Pour Jérôme Monod, il s'agit clairement d'encourager l'embauche de "mineurs à convertir", c'est-à-dire de les former à d'autres métiers. La même ambition avait été affichée lors de l'arrivée de Renault à Douai mais, dans les faits, les mineurs ayant travaillé longtemps au fond sont peu recherchés. Généralement très peu scolarisés, ils sont par ailleurs beaucoup plus souvent affectés par des maladies professionnelles du fait de la pénibilité de leur métier. Monod évoque d'ailleurs le problème de la formation, qui a fait l'objet d'un effort particulier du gouvernement précédent avec la loi de 1971 créant le système de formation professionnelle contemporain.

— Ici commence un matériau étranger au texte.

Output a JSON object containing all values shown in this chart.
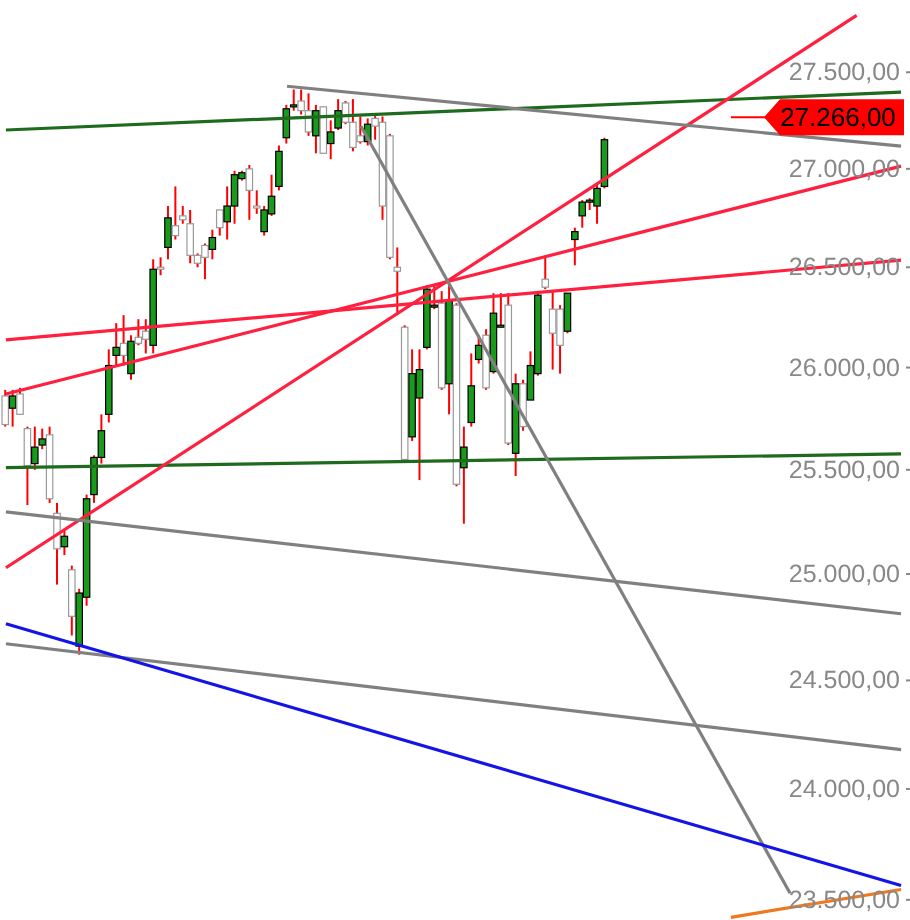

Finalement, l'exemple de la manufacture américaine de pneumatique Firestone témoigne du rôle croissant joué par les entreprises multinationales et le processus de mondialisation, le même qui condamne l'exploitation du charbon dans le Nord-Pas-de-Calais, plus cher que le charbon importé. Les sociétés qui vendent dans plusieurs pays sont intéressées par la localisation stratégique du Nord-Pas-de-Calais, établie à quelques dizaines de kilomètres d'une zone extrêmement dense et riche, et unifiée sur le plan commercial. Grâce à la Communauté économique européenne (CEE), les droits de douane ont en effet disparu entre la France, les pays du Benelux, l'Allemagne de l'Ouest et l'Italie depuis juillet 1968. L'adhésion de trois nouveaux pays, dont la Grande-Bretagne en 1973, va étendre rapidement ce processus de désarmement douanier à ces derniers, rendant la position du Nord-Pas-de-Calais plus stratégique encore. Le calcul de Firestone en 1959 est le même que celui de Renault et Peugeot, qui s'installent une petite dizaine d'années plus tard, ou de celui de Toyota avec son usine de Valenciennes ouverte en 2001. Enfin, dans la région de Béthune, on peut également mentionner la multinationale américaine Mc Cain qui s'installe en 1974 pour profiter d'une autre matière première abondante dans la région, la pomme de terre.

Laurent Warlouzet

Transcription

(Musique)
Alain Perrier
Cette visite officielle chez Firestone France à Béthune donnait une certaine solennité à l’annonce d’un programme d’investissement. La firme va presque doubler la capacité de son usine de Béthune, 17 000 pneus sortiront quotidiennement des chaînes en 1974, la production actuelle est de 10 000 par jour.
(Musique)
Alain Perrier
Avec ses ateliers de tréfilerie de Lens qui emploieront prochainement 500 personnes, avec Béthune dont l’effectif atteindra 2000 employés fin 74, la firme possède une solide implantation dans la région du Nord.
(Musique)
Alain Perrier
Monsieur Jérôme Monod apportait d’autres nouvelles. Hier, il a annoncé l’extension d’autres entreprises régionales.
(Musique)
Jérôme Monod
C’est donc au total plus de 1500 emplois nouveaux que l’on peut aujourd’hui annoncer comme décidés en faveur de la partie ouest du bassin minier, sans compter les emplois induits qui résulteront de ces créations. Ces emplois devraient, à la fois par leur qualification que par le niveau des salaires correspondants, convenir pour une très large part à ceux que cherchent les mineurs à convertir. Je considère et je crois que nous considérons tous que ces nouvelles et importantes implantations industrielles peuvent apporter une contribution décisive à la solution des problèmes de cette partie du bassin minier. Et je compte sur la coopération de tous les intéressés, entreprises nouvelles, Houillères, organisations syndicales et mineurs pour que les mouvements de main d’œuvre, les problèmes de formation et tout ce qui tourne autour de ces problèmes de conversion s’organisent dans les meilleures conditions ; et qu’une part importante de ces emplois nouveaux soit comme dans votre entreprise, Monsieur le Président, occupée par des travailleurs qui doivent quitter la mine ou qui l’ont quittée.
(Musique)
Alain Perrier
De telles créations sont les bienvenues dans la zone minière. Il faut tout de même rappeler d’autres chiffres dans la colonne des diminutions cette fois. En 1971, la régression avait marqué une certaine pause, mais en 72, 6700 postes de travail ont été supprimés dans les Charbonnages.